As with the antitrust claim discussed in Part II.C.3, for a plaintiff to survive

summary judgment with respect to a claim as to which damages is an element, the

summary judgment record only needs to be sufficient to permit a jury to find that the

plaintiff suffered some damages. So if the jury were otherwise to conclude, for

example, that Cliffs tortiously interfered with one or more of the contractor

relationships, it would follow as a matter of ordinary common sense that Mesabi

would have had to incur some incremental cost to replace the lost contractor. Because

such an inference may be drawn from the evidence in the summary judgment record,

Cliffs’ motion for summary judgment on this point will be denied. Once a showing of

some injury is made, the precise quantification of damages is then left to the jury to

decide. Such precise quantification is not necessary to overcome summary judgment.

That said, it bears note that the evidence to which Mesabi points with respect

to the damages it suffered as a result of the alleged tortious interference is quite

general.
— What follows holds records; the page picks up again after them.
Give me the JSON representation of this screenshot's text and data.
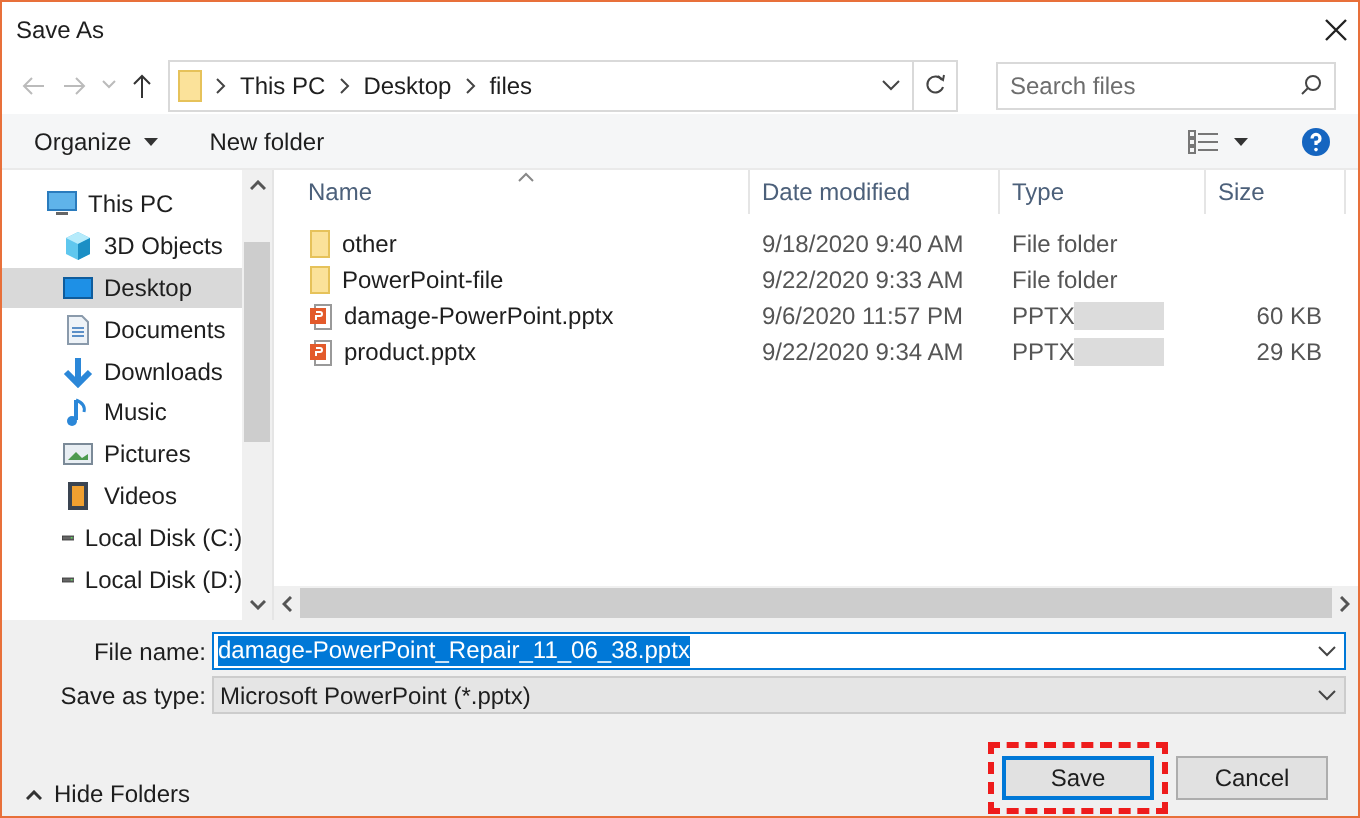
{
  "window": {
    "title": "Save As"
  },
  "address": {
    "crumbs": [
      "This PC",
      "Desktop",
      "files"
    ]
  },
  "search": {
    "placeholder": "Search files"
  },
  "toolbar": {
    "organize": "Organize",
    "new_folder": "New folder"
  },
  "sidebar": {
    "items": [
      {
        "label": "This PC",
        "kind": "pc",
        "selected": false
      },
      {
        "label": "3D Objects",
        "kind": "cube",
        "selected": false
      },
      {
        "label": "Desktop",
        "kind": "desktop",
        "selected": true
      },
      {
        "label": "Documents",
        "kind": "docs",
        "selected": false
      },
      {
        "label": "Downloads",
        "kind": "download",
        "selected": false
      },
      {
        "label": "Music",
        "kind": "music",
        "selected": false
      },
      {
        "label": "Pictures",
        "kind": "pictures",
        "selected": false
      },
      {
        "label": "Videos",
        "kind": "videos",
        "selected": false
      },
      {
        "label": "Local Disk (C:)",
        "kind": "disk",
        "selected": false
      },
      {
        "label": "Local Disk (D:)",
        "kind": "disk",
        "selected": false
      }
    ]
  },
  "table": {
    "columns": [
      "Name",
      "Date modified",
      "Type",
      "Size"
    ],
    "rows": [
      {
        "kind": "folder",
        "name": "other",
        "date": "9/18/2020 9:40 AM",
        "type": "File folder"
      },
      {
        "kind": "folder",
        "name": "PowerPoint-file",
        "date": "9/22/2020 9:33 AM",
        "type": "File folder"
      },
      {
        "kind": "pptx",
        "name": "damage-PowerPoint.pptx",
        "date": "9/6/2020 11:57 PM",
        "type": "PPTX",
        "size": "60 KB"
      },
      {
        "kind": "pptx",
        "name": "product.pptx",
        "date": "9/22/2020 9:34 AM",
        "type": "PPTX",
        "size": "29 KB"
      }
    ]
  },
  "file_name": {
    "label": "File name:",
    "value": "damage-PowerPoint_Repair_11_06_38.pptx"
  },
  "save_type": {
    "label": "Save as type:",
    "value": "Microsoft PowerPoint (*.pptx)"
  },
  "hide_folders": "Hide Folders",
  "buttons": {
    "save": "Save",
    "cancel": "Cancel"
  }
}
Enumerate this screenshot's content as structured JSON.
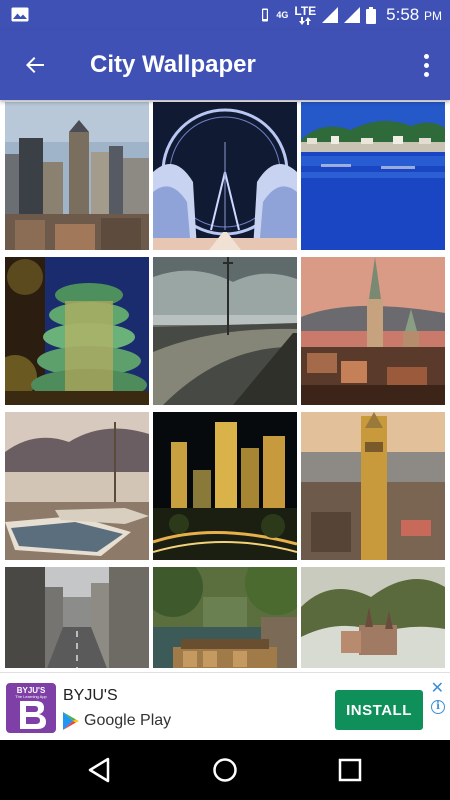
{
  "status_bar": {
    "network_type": "4G",
    "network_label": "LTE",
    "time": "5:58",
    "ampm": "PM",
    "icons": [
      "gallery-icon",
      "vibrate-icon",
      "signal-icon",
      "battery-icon"
    ]
  },
  "app_bar": {
    "title": "City Wallpaper",
    "back_icon": "arrow-back-icon",
    "menu_icon": "more-vert-icon"
  },
  "gallery": {
    "tiles": [
      {
        "subject": "new-york-skyline"
      },
      {
        "subject": "london-eye-night"
      },
      {
        "subject": "harbor-reflection"
      },
      {
        "subject": "spiral-tower-night"
      },
      {
        "subject": "seaside-promenade"
      },
      {
        "subject": "zurich-church-spires"
      },
      {
        "subject": "lake-rowboats"
      },
      {
        "subject": "los-angeles-night"
      },
      {
        "subject": "munich-town-hall"
      },
      {
        "subject": "city-street-avenue"
      },
      {
        "subject": "canal-boats"
      },
      {
        "subject": "misty-castle-hill"
      }
    ]
  },
  "ad": {
    "logo_text": "BYJU'S",
    "logo_subtext": "The Learning App",
    "app_name": "BYJU'S",
    "store_label": "Google Play",
    "install_label": "INSTALL",
    "close_symbol": "✕",
    "info_symbol": "i"
  },
  "colors": {
    "primary": "#3f51b5",
    "install_green": "#0f8f5a",
    "ad_accent": "#3b8fd6"
  },
  "nav_bar": {
    "icons": [
      "nav-back-icon",
      "nav-home-icon",
      "nav-recents-icon"
    ]
  }
}
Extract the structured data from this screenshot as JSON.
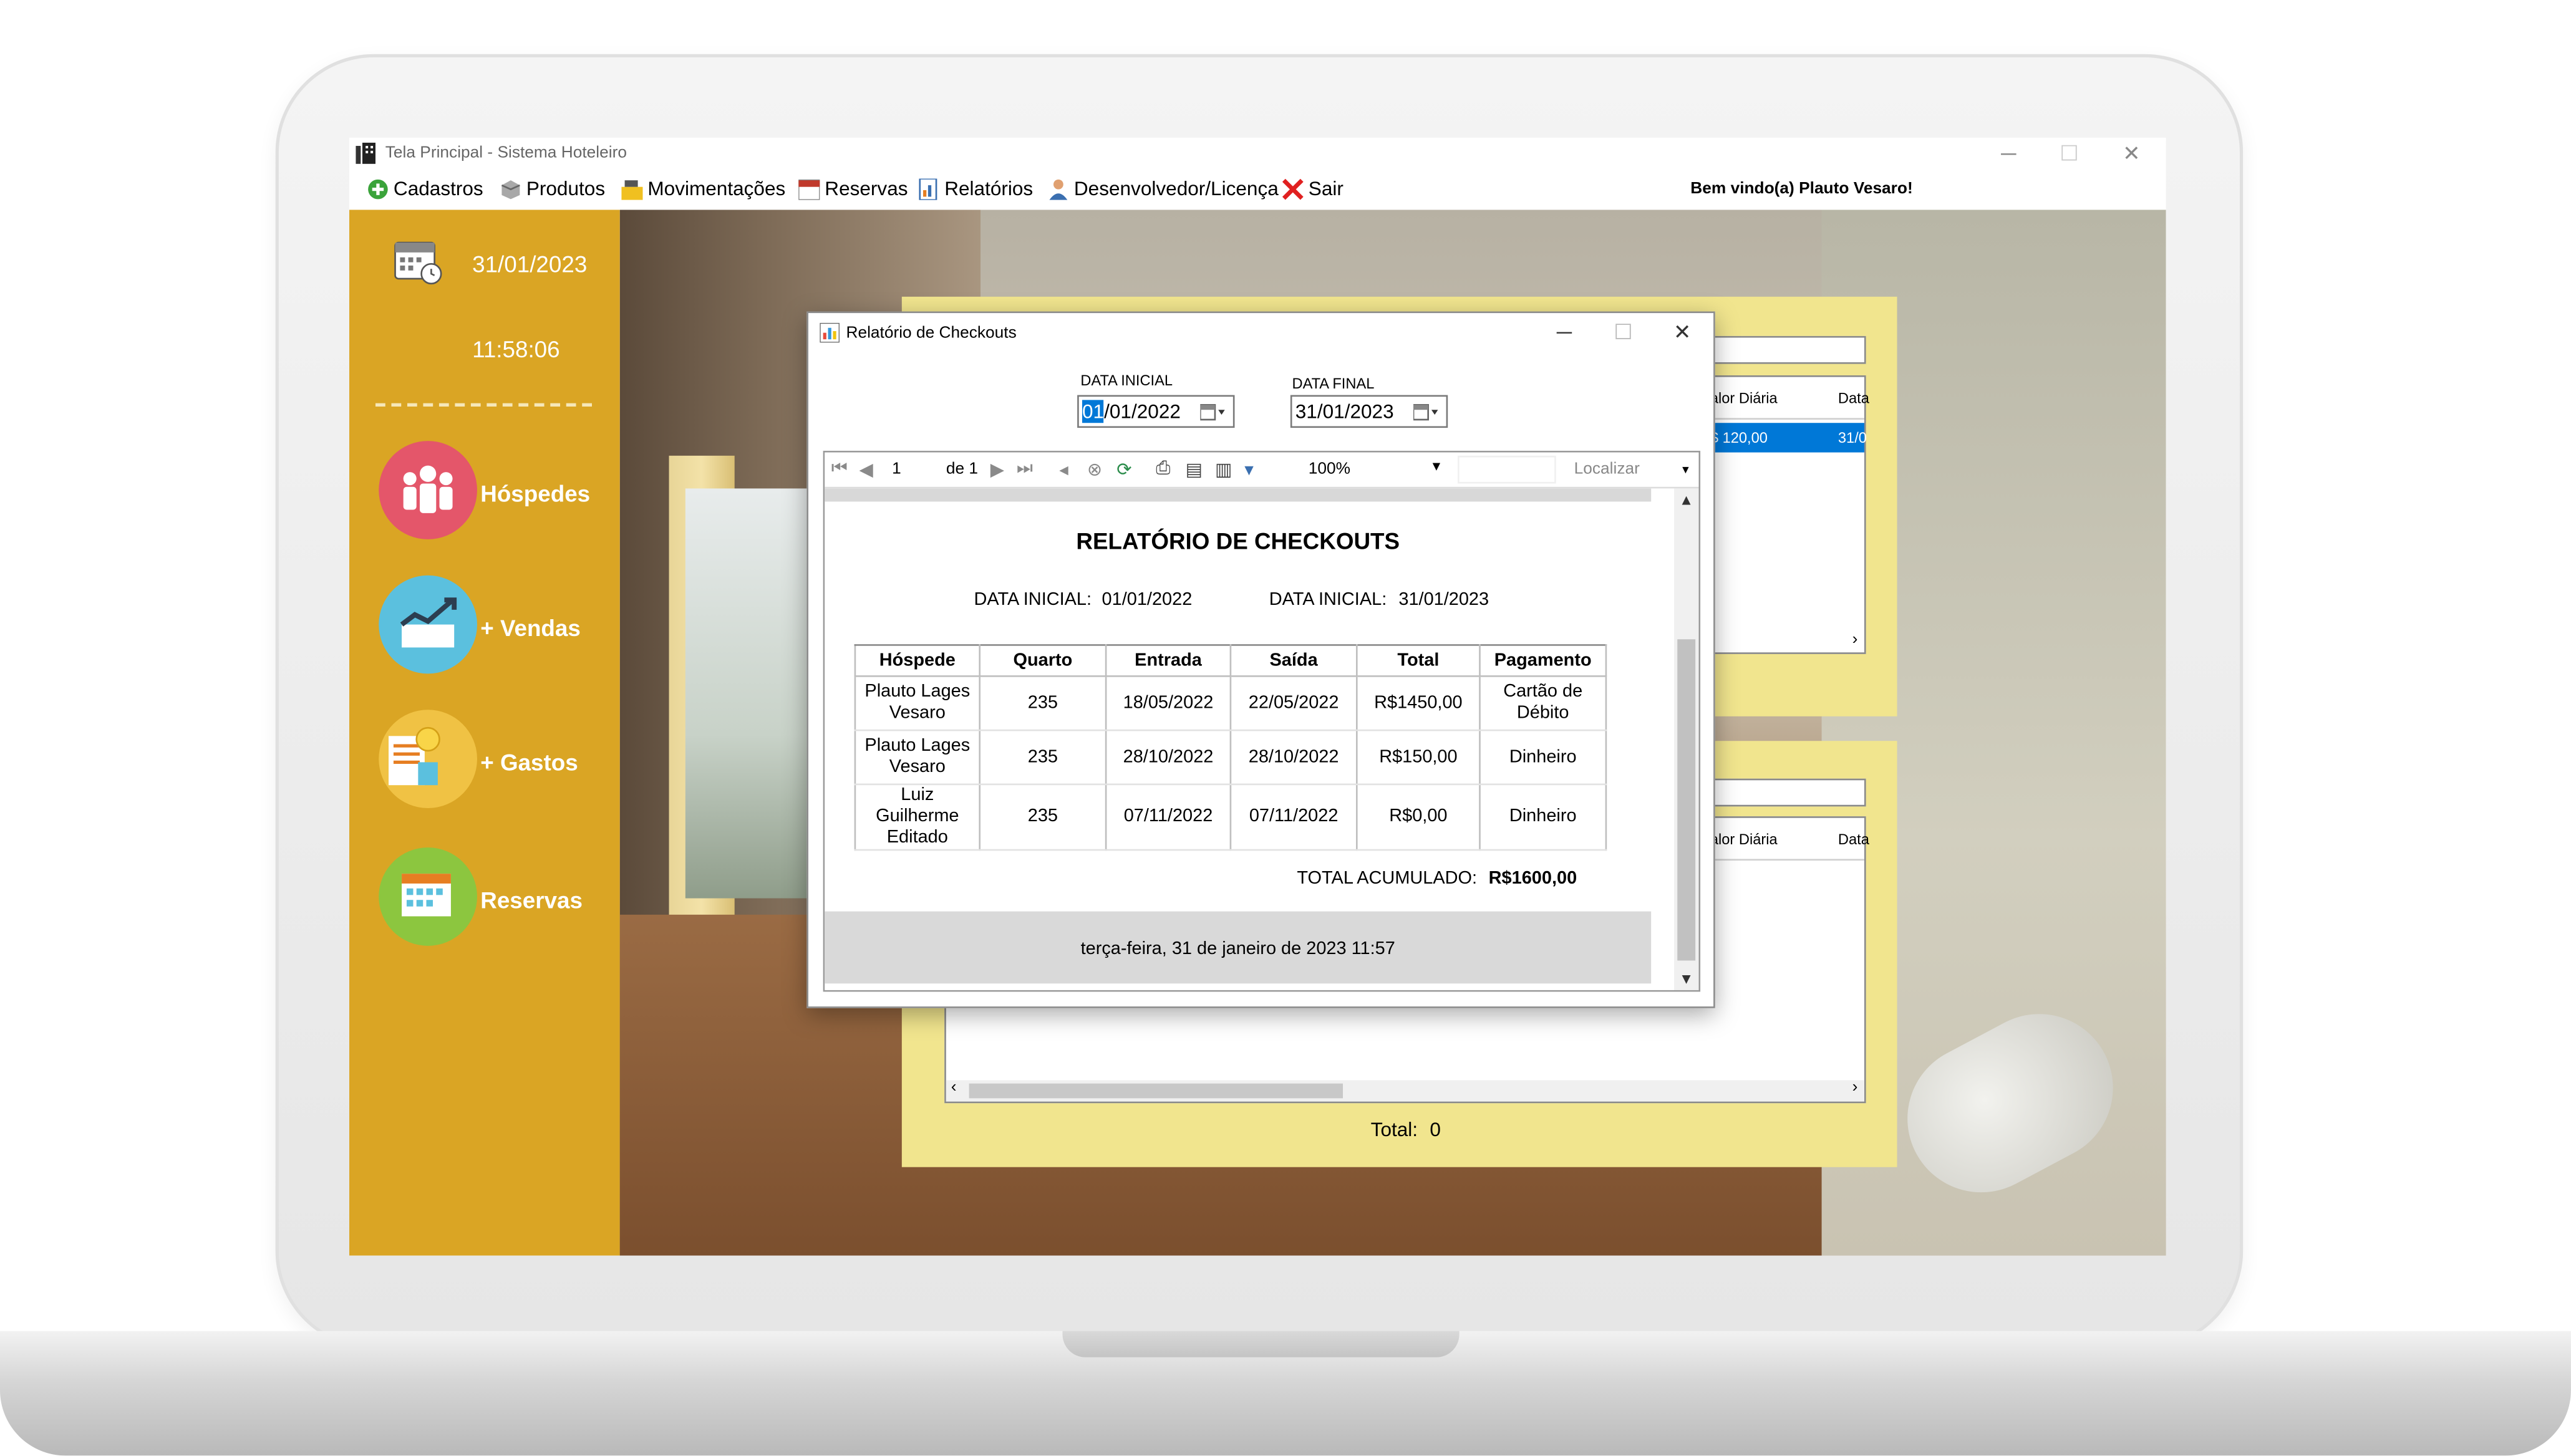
{
  "window": {
    "title": "Tela Principal - Sistema Hoteleiro",
    "welcome": "Bem vindo(a) Plauto Vesaro!"
  },
  "menu": [
    {
      "label": "Cadastros",
      "icon": "plus-circle-icon"
    },
    {
      "label": "Produtos",
      "icon": "box-icon"
    },
    {
      "label": "Movimentações",
      "icon": "cash-register-icon"
    },
    {
      "label": "Reservas",
      "icon": "calendar-icon"
    },
    {
      "label": "Relatórios",
      "icon": "report-icon"
    },
    {
      "label": "Desenvolvedor/Licença",
      "icon": "user-icon"
    },
    {
      "label": "Sair",
      "icon": "close-icon"
    }
  ],
  "sidebar": {
    "date": "31/01/2023",
    "time": "11:58:06",
    "buttons": [
      {
        "label": "Hóspedes",
        "color": "#e4566a"
      },
      {
        "label": "+ Vendas",
        "color": "#5bc0de"
      },
      {
        "label": "+ Gastos",
        "color": "#f0c244"
      },
      {
        "label": "Reservas",
        "color": "#8cc63f"
      }
    ]
  },
  "background": {
    "grid1": {
      "col1": "alor Diária",
      "col2": "Data",
      "row_value": "$ 120,00",
      "row_date": "31/0"
    },
    "grid2": {
      "col1": "alor Diária",
      "col2": "Data"
    },
    "total_label": "Total:",
    "total_value": "0"
  },
  "dialog": {
    "title": "Relatório de Checkouts",
    "data_inicial_label": "DATA INICIAL",
    "data_inicial_selected": "01",
    "data_inicial_rest": "/01/2022",
    "data_final_label": "DATA FINAL",
    "data_final_value": "31/01/2023",
    "toolbar": {
      "page": "1",
      "of_pages": "de 1",
      "zoom": "100%",
      "find": "Localizar"
    },
    "report": {
      "title": "RELATÓRIO DE CHECKOUTS",
      "start_label": "DATA INICIAL:",
      "start_value": "01/01/2022",
      "end_label": "DATA INICIAL:",
      "end_value": "31/01/2023",
      "columns": [
        "Hóspede",
        "Quarto",
        "Entrada",
        "Saída",
        "Total",
        "Pagamento"
      ],
      "rows": [
        [
          "Plauto Lages Vesaro",
          "235",
          "18/05/2022",
          "22/05/2022",
          "R$1450,00",
          "Cartão de Débito"
        ],
        [
          "Plauto Lages Vesaro",
          "235",
          "28/10/2022",
          "28/10/2022",
          "R$150,00",
          "Dinheiro"
        ],
        [
          "Luiz Guilherme Editado",
          "235",
          "07/11/2022",
          "07/11/2022",
          "R$0,00",
          "Dinheiro"
        ]
      ],
      "total_label": "TOTAL ACUMULADO:",
      "total_value": "R$1600,00",
      "footer": "terça-feira, 31 de janeiro de 2023 11:57"
    }
  }
}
For example, Mesabi argues in opposition to Cliffs’ motion that the tortious

interference with certain relationships was “an integral part of its overall scheme to

monopolize,” and points to the Davis report as providing evidence of the damages.

306 Gieseke, 844 N.W.2d at 221-222 (citations omitted).


307 Id.
308 R&A Small Engine, 2006 WL 3758292, at *4 (internal quotations and citations omitted).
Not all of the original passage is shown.